DEA, IRS checked emails
Prosecutors attempt to build case against Baltimore lawyers
RICHMOND, VA. — Teams of IRS agents, paralegals and Drug Enforcement Administration investigators have filtered through tens of thousands of law-firm emails as prosecutors attempt to build a criminal case against two prominent Baltimore defense attorneys, Ken Ravenell and Joshua Treem.
Federal agents raided the separate offices of the two lawyers in June. They copied 50,000 emails to and from Treem and have reviewed more than half of that cache by now, a federal prosecutor said. Investigators said they examined only emails directly connected to the two attorneys and the ongoing probe.
“They have done more than 50% of the review of the documents under seal with a magistrate judge,” Assistant U.S. Attorney Derek Hines told federal appeals judges Tuesday in Richmond, Virginia.
Tuesday’s hearing in the U.S. Court of Appeals brought a rare, public discussion of an ongoing criminal investigation into two of Baltimore’s top defense attorneys.

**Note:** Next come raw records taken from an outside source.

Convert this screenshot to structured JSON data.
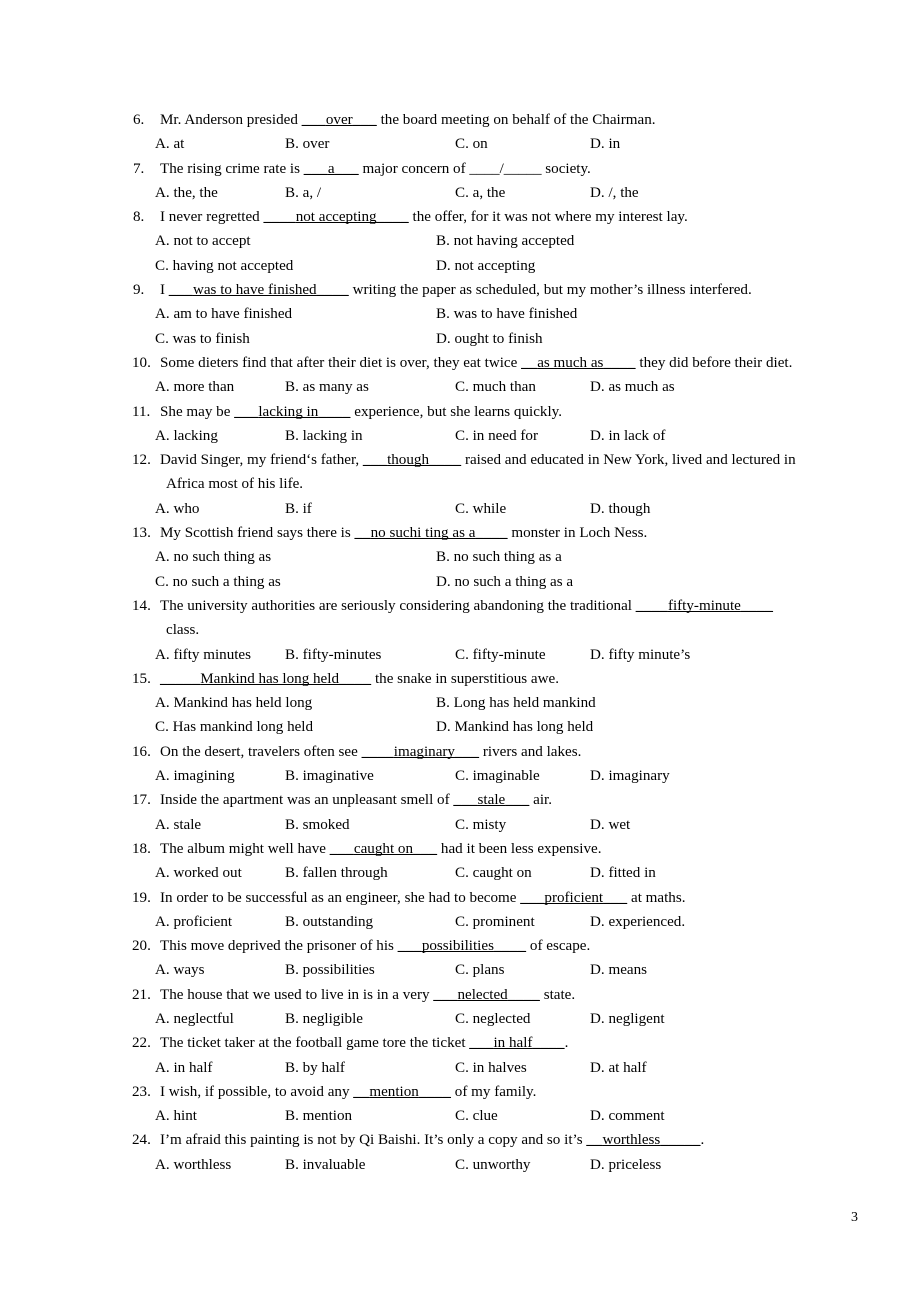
{
  "document": {
    "page_number": "3",
    "type": "multiple-choice-exam"
  },
  "questions": [
    {
      "number": "6.",
      "stem_before": "Mr. Anderson presided ",
      "blank_left": "___",
      "blank_word": "over",
      "blank_right": "___",
      "stem_after": " the board meeting on behalf of the Chairman.",
      "layout": "four",
      "options": [
        "A. at",
        "B. over",
        "C. on",
        "D. in"
      ]
    },
    {
      "number": "7.",
      "stem_before": "The rising crime rate is ",
      "blank_left": "___",
      "blank_word": "a",
      "blank_right": "___",
      "stem_after": " major concern of ____/_____ society.",
      "layout": "four",
      "options": [
        "A. the, the",
        "B. a, /",
        "C. a, the",
        "D. /, the"
      ]
    },
    {
      "number": "8.",
      "stem_before": "I never regretted ",
      "blank_left": "____",
      "blank_word": "not accepting",
      "blank_right": "____",
      "stem_after": " the offer, for it was not where my interest lay.",
      "layout": "two",
      "options": [
        "A. not to accept",
        "B. not having accepted",
        "C. having not accepted",
        "D. not accepting"
      ]
    },
    {
      "number": "9.",
      "stem_before": "I ",
      "blank_left": "___",
      "blank_word": "was to have finished",
      "blank_right": "____",
      "stem_after": " writing the paper as scheduled, but my mother’s illness interfered.",
      "layout": "two",
      "options": [
        "A. am to have finished",
        "B. was to have finished",
        "C. was to finish",
        "D. ought to finish"
      ]
    },
    {
      "number": "10.",
      "stem_before": "Some dieters find that after their diet is over, they eat twice ",
      "blank_left": "__",
      "blank_word": "as much as",
      "blank_right": "____",
      "stem_after": " they did before their diet.",
      "layout": "four",
      "options": [
        "A. more than",
        "B. as many as",
        "C. much than",
        "D. as much as"
      ]
    },
    {
      "number": "11.",
      "stem_before": "She may be ",
      "blank_left": "___",
      "blank_word": "lacking in",
      "blank_right": "____",
      "stem_after": " experience, but she learns quickly.",
      "layout": "four",
      "options": [
        "A. lacking",
        "B. lacking in",
        "C. in need for",
        "D. in lack of"
      ]
    },
    {
      "number": "12.",
      "stem_before": "David Singer, my friend‘s father, ",
      "blank_left": "___",
      "blank_word": "though",
      "blank_right": "____",
      "stem_after": " raised and educated in New York, lived and lectured in",
      "continuation": "Africa most of his life.",
      "layout": "four",
      "options": [
        "A. who",
        "B. if",
        "C. while",
        "D. though"
      ]
    },
    {
      "number": "13.",
      "stem_before": "My Scottish friend says there is ",
      "blank_left": "__",
      "blank_word": "no suchi ting as a",
      "blank_right": "____",
      "stem_after": " monster in Loch Ness.",
      "layout": "two",
      "options": [
        "A. no such thing as",
        "B. no such thing as a",
        "C. no such a thing as",
        "D. no such a thing as a"
      ]
    },
    {
      "number": "14.",
      "stem_before": "The university authorities are seriously considering abandoning the traditional ",
      "blank_left": "____",
      "blank_word": "fifty-minute",
      "blank_right": "____",
      "stem_after": "",
      "continuation": "class.",
      "justify": true,
      "layout": "four",
      "options": [
        "A. fifty minutes",
        "B. fifty-minutes",
        "C. fifty-minute",
        "D. fifty minute’s"
      ]
    },
    {
      "number": "15.",
      "stem_before": " ",
      "blank_left": "_____",
      "blank_word": "Mankind has long held",
      "blank_right": "____",
      "stem_after": " the snake in superstitious awe.",
      "layout": "two",
      "options": [
        "A. Mankind has held long",
        "B. Long has held mankind",
        "C. Has mankind long held",
        "D. Mankind has long held"
      ]
    },
    {
      "number": "16.",
      "stem_before": "On the desert, travelers often see ",
      "blank_left": "____",
      "blank_word": "imaginary",
      "blank_right": "___",
      "stem_after": " rivers and lakes.",
      "layout": "four",
      "options": [
        "A. imagining",
        "B. imaginative",
        "C. imaginable",
        "D. imaginary"
      ]
    },
    {
      "number": "17.",
      "stem_before": "Inside the apartment was an unpleasant smell of ",
      "blank_left": "___",
      "blank_word": "stale",
      "blank_right": "___",
      "stem_after": " air.",
      "layout": "four",
      "options": [
        "A. stale",
        "B. smoked",
        "C. misty",
        "D. wet"
      ]
    },
    {
      "number": "18.",
      "stem_before": "The album might well have ",
      "blank_left": "___",
      "blank_word": "caught on",
      "blank_right": "___",
      "stem_after": " had it been less expensive.",
      "layout": "four",
      "options": [
        "A. worked out",
        "B. fallen through",
        "C. caught on",
        "D. fitted in"
      ]
    },
    {
      "number": "19.",
      "stem_before": "In order to be successful as an engineer, she had to become ",
      "blank_left": "___",
      "blank_word": "proficient",
      "blank_right": "___",
      "stem_after": " at maths.",
      "layout": "four",
      "options": [
        "A. proficient",
        "B. outstanding",
        "C. prominent",
        "D. experienced."
      ]
    },
    {
      "number": "20.",
      "stem_before": "This move deprived the prisoner of his ",
      "blank_left": "___",
      "blank_word": "possibilities",
      "blank_right": "____",
      "stem_after": " of escape.",
      "layout": "four",
      "options": [
        "A. ways",
        "B. possibilities",
        "C. plans",
        "D. means"
      ]
    },
    {
      "number": "21.",
      "stem_before": "The house that we used to live in is in a very ",
      "blank_left": "___",
      "blank_word": "nelected",
      "blank_right": "____",
      "stem_after": " state.",
      "layout": "four",
      "options": [
        "A. neglectful",
        "B. negligible",
        "C. neglected",
        "D. negligent"
      ]
    },
    {
      "number": "22.",
      "stem_before": "The ticket taker at the football game tore the ticket ",
      "blank_left": "___",
      "blank_word": "in half",
      "blank_right": "____",
      "stem_after": ".",
      "layout": "four",
      "options": [
        "A. in half",
        "B. by half",
        "C. in halves",
        "D. at half"
      ]
    },
    {
      "number": "23.",
      "stem_before": "I wish, if possible, to avoid any ",
      "blank_left": "__",
      "blank_word": "mention",
      "blank_right": "____",
      "stem_after": " of my family.",
      "layout": "four",
      "options": [
        "A. hint",
        "B. mention",
        "C. clue",
        "D. comment"
      ]
    },
    {
      "number": "24.",
      "stem_before": "I’m afraid this painting is not by Qi Baishi. It’s only a copy and so it’s ",
      "blank_left": "__",
      "blank_word": "worthless",
      "blank_right": "_____",
      "stem_after": ".",
      "layout": "four",
      "options": [
        "A. worthless",
        "B. invaluable",
        "C. unworthy",
        "D. priceless"
      ]
    }
  ]
}
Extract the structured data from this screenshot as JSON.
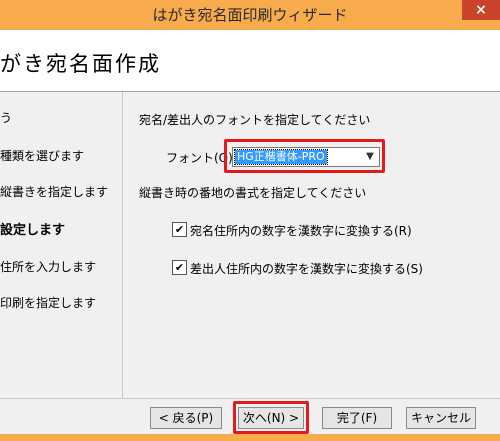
{
  "window": {
    "title": "はがき宛名面印刷ウィザード",
    "close_glyph": "×"
  },
  "header": {
    "title": "がき宛名面作成"
  },
  "steps": [
    {
      "label": "う"
    },
    {
      "label": "種類を選びます"
    },
    {
      "label": "縦書きを指定します"
    },
    {
      "label": "設定します"
    },
    {
      "label": "住所を入力します"
    },
    {
      "label": "印刷を指定します"
    }
  ],
  "main": {
    "font_section_label": "宛名/差出人のフォントを指定してください",
    "font_label": "フォント(O):",
    "font_value": "HG正楷書体-PRO",
    "address_section_label": "縦書き時の番地の書式を指定してください",
    "checkbox1_label": "宛名住所内の数字を漢数字に変換する(R)",
    "checkbox1_checked": true,
    "checkbox2_label": "差出人住所内の数字を漢数字に変換する(S)",
    "checkbox2_checked": true
  },
  "buttons": {
    "back": "< 戻る(P)",
    "next": "次へ(N) >",
    "finish": "完了(F)",
    "cancel": "キャンセル"
  },
  "icons": {
    "checkmark": "✔",
    "dropdown": "chevron-down-icon"
  },
  "colors": {
    "titlebar": "#f8ab4d",
    "highlight": "#e01c1c",
    "selection": "#3399ff"
  }
}
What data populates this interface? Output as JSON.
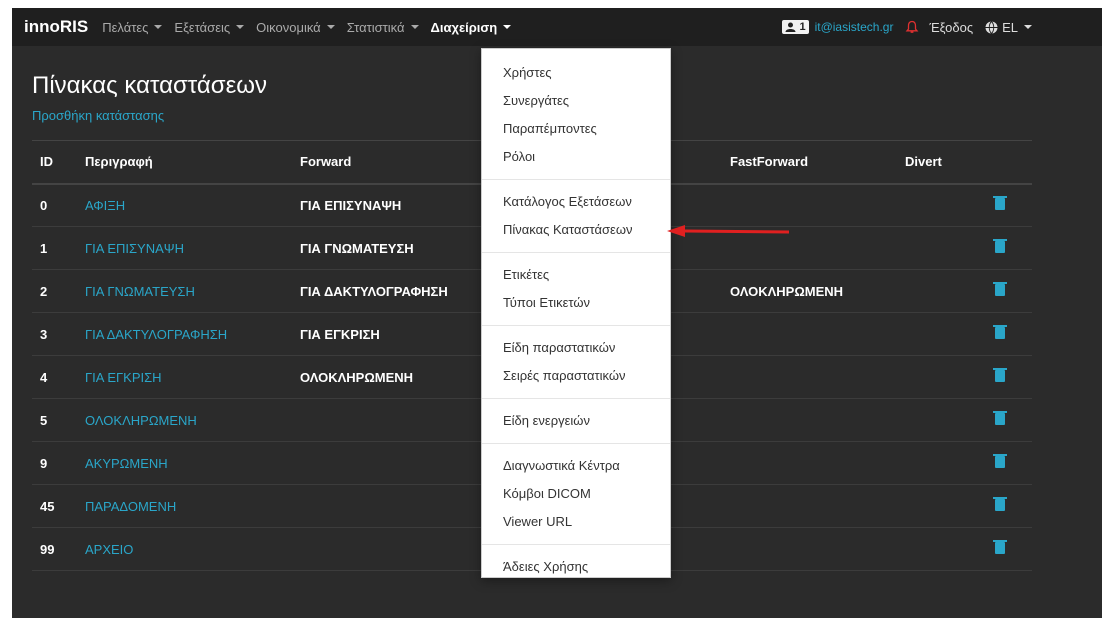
{
  "navbar": {
    "brand": "innoRIS",
    "menus": [
      "Πελάτες",
      "Εξετάσεις",
      "Οικονομικά",
      "Στατιστικά"
    ],
    "active_menu": "Διαχείριση",
    "user_count": "1",
    "user_email": "it@iasistech.gr",
    "logout": "Έξοδος",
    "language": "EL"
  },
  "page": {
    "title": "Πίνακας καταστάσεων",
    "add_link": "Προσθήκη κατάστασης"
  },
  "table": {
    "headers": [
      "ID",
      "Περιγραφή",
      "Forward",
      "",
      "FastForward",
      "Divert"
    ],
    "rows": [
      {
        "id": "0",
        "desc": "ΑΦΙΞΗ",
        "forward": "ΓΙΑ ΕΠΙΣΥΝΑΨΗ",
        "fastforward": ""
      },
      {
        "id": "1",
        "desc": "ΓΙΑ ΕΠΙΣΥΝΑΨΗ",
        "forward": "ΓΙΑ ΓΝΩΜΑΤΕΥΣΗ",
        "fastforward": ""
      },
      {
        "id": "2",
        "desc": "ΓΙΑ ΓΝΩΜΑΤΕΥΣΗ",
        "forward": "ΓΙΑ ΔΑΚΤΥΛΟΓΡΑΦΗΣΗ",
        "fastforward": "ΟΛΟΚΛΗΡΩΜΕΝΗ"
      },
      {
        "id": "3",
        "desc": "ΓΙΑ ΔΑΚΤΥΛΟΓΡΑΦΗΣΗ",
        "forward": "ΓΙΑ ΕΓΚΡΙΣΗ",
        "fastforward": ""
      },
      {
        "id": "4",
        "desc": "ΓΙΑ ΕΓΚΡΙΣΗ",
        "forward": "ΟΛΟΚΛΗΡΩΜΕΝΗ",
        "fastforward": ""
      },
      {
        "id": "5",
        "desc": "ΟΛΟΚΛΗΡΩΜΕΝΗ",
        "forward": "",
        "fastforward": ""
      },
      {
        "id": "9",
        "desc": "ΑΚΥΡΩΜΕΝΗ",
        "forward": "",
        "fastforward": ""
      },
      {
        "id": "45",
        "desc": "ΠΑΡΑΔΟΜΕΝΗ",
        "forward": "",
        "fastforward": ""
      },
      {
        "id": "99",
        "desc": "ΑΡΧΕΙΟ",
        "forward": "",
        "fastforward": ""
      }
    ]
  },
  "dropdown": {
    "groups": [
      [
        "Χρήστες",
        "Συνεργάτες",
        "Παραπέμποντες",
        "Ρόλοι"
      ],
      [
        "Κατάλογος Εξετάσεων",
        "Πίνακας Καταστάσεων"
      ],
      [
        "Ετικέτες",
        "Τύποι Ετικετών"
      ],
      [
        "Είδη παραστατικών",
        "Σειρές παραστατικών"
      ],
      [
        "Είδη ενεργειών"
      ],
      [
        "Διαγνωστικά Κέντρα",
        "Κόμβοι DICOM",
        "Viewer URL"
      ],
      [
        "Άδειες Χρήσης"
      ]
    ]
  },
  "colors": {
    "accent": "#2aa6c9",
    "annotation_arrow": "#e02020",
    "bell": "#e03030"
  }
}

Ravenell works criminal cases. Treem handles white-collar crime and he represents Ravenell in this case.
Questions have swirled since federal agents raided their offices. Neither man has
been charged with a crime, and federal prosecutors have continued their investigation under a court-ordered seal. Officials declined to discuss the matter.
Meanwhile, Treem’s law firm has challenged the email sweep. Their argument reached the U.S. Court of Appeals in Richmond on Tuesday, bringing to light new details about the criminal investigation.
In his written argument, Hines, the prosecutor, told the judges that Ravenell was under investigation for “assisting drug dealers [to] sell drugs, laundering the proceeds of drug dealers and then attempting to cover up their crimes by obstructing investigations.”
Hines also wrote that the federal investigation into Ravenell was “frustrated by the obstructive conduct” of Treem.
Prosecutors have not named Ravenell and Treem. They refer to the men as “Target Lawyer A” and “Target Lawyer B” in court records, and their names were never mentioned during Tuesday’s hearing, only those identifiers. But the dates of the raids, descriptions of the lawyers and mention of a public statement issued by the law firm all point to Ravenell and Treem.
Treem and Ravenell have not returned messages seeking comment about the allegations. Neither man appeared in court Tuesday.
Hines prosecutes corruption cases in Baltimore and was among the federal prosecutors who secured convictions of the rogue cops of the city’s Gun Trace Task Force. On Tuesday, he argued for continued review of the emails, telling the appeals judges that investigators suspect other people may be implicated.
An attorney for Treem’s firm urged the judges to end the review, saying the investigative teams are trampling on legal principles that shield communications between lawyers and their clients. Of more than 50,000 emails copied from Treem, only 116 came from Ravenell, the firm’s attorney said. The raid netted thousands of emails to and from other clients, and the firm’s attorneys argued the search and seizure was far too sweeping.
“The whole concept of the attorneyclient privilege is that you, the client, are willing to tell your lawyer your innermost secrets,” James P. Ulwick told the judges. He represented Treem’s firm of Brown, Goldstein & Levy. “You have to have that confidence that when you relay that information, it will be protected.”
A former federal prosecutor himself, Ulwick also asked the judges to order a lower court to sift through the emails and decide which should be released to prosecutors. Currently, the U.S. Attorneys Office in Baltimore had outsourced the review to teams in its Greenbelt office.
Hines has argued this separation provided sufficient protection. He said it’s routine procedure within the U.S. Department of Justice and a system of review that has been approved by a magistrate judge.
U.S. Court of Appeals Judge Robert B. King pressed him. He noted the agents could be holding emails from, say, a client seeking legal advice when he didn’t pay his taxes. King compared the review to agents emptying out the office of a tax lawyer.
“I would hate to think of the government hauling my file cabinet down to the IRS office,” he said. “It’s nothing but the fox being in the hen house.”
The panel of three judges did not decide immediately whether the federal agents may continue the review. The decision is expected in coming weeks.
Ravenell came under a cloud in 2014 when DEA and IRS agents raided his office at the firm of William H. “Billy” Murphy Jr. Ravenell left the firm shortly thereafter.
That raid has gone unexplained. Today, he handles some of Baltimore’s most high-profile murder cases.
Last month, he defended the West Baltimore man who killed 7-year-old Taylor Hayes by firing a shot into the car in which she was sitting. The gunman, Keon Gray, was found guilty of seconddegree murder. Ravenell also is representing Phillip West in a murder trial next month. West is accused of shooting to death his pool game partner at the Blarney Stone Pub in Fells Point.
Treem, also a veteran attorney, began his career as a federal prosecutor in Baltimore in the 1970s, according to his firm’s website. He went on to defend high-profile clients including the Indianapolis Colts who were sued after leaving Baltimore in 1984. Treem also defended the younger of the two D.C. snipers.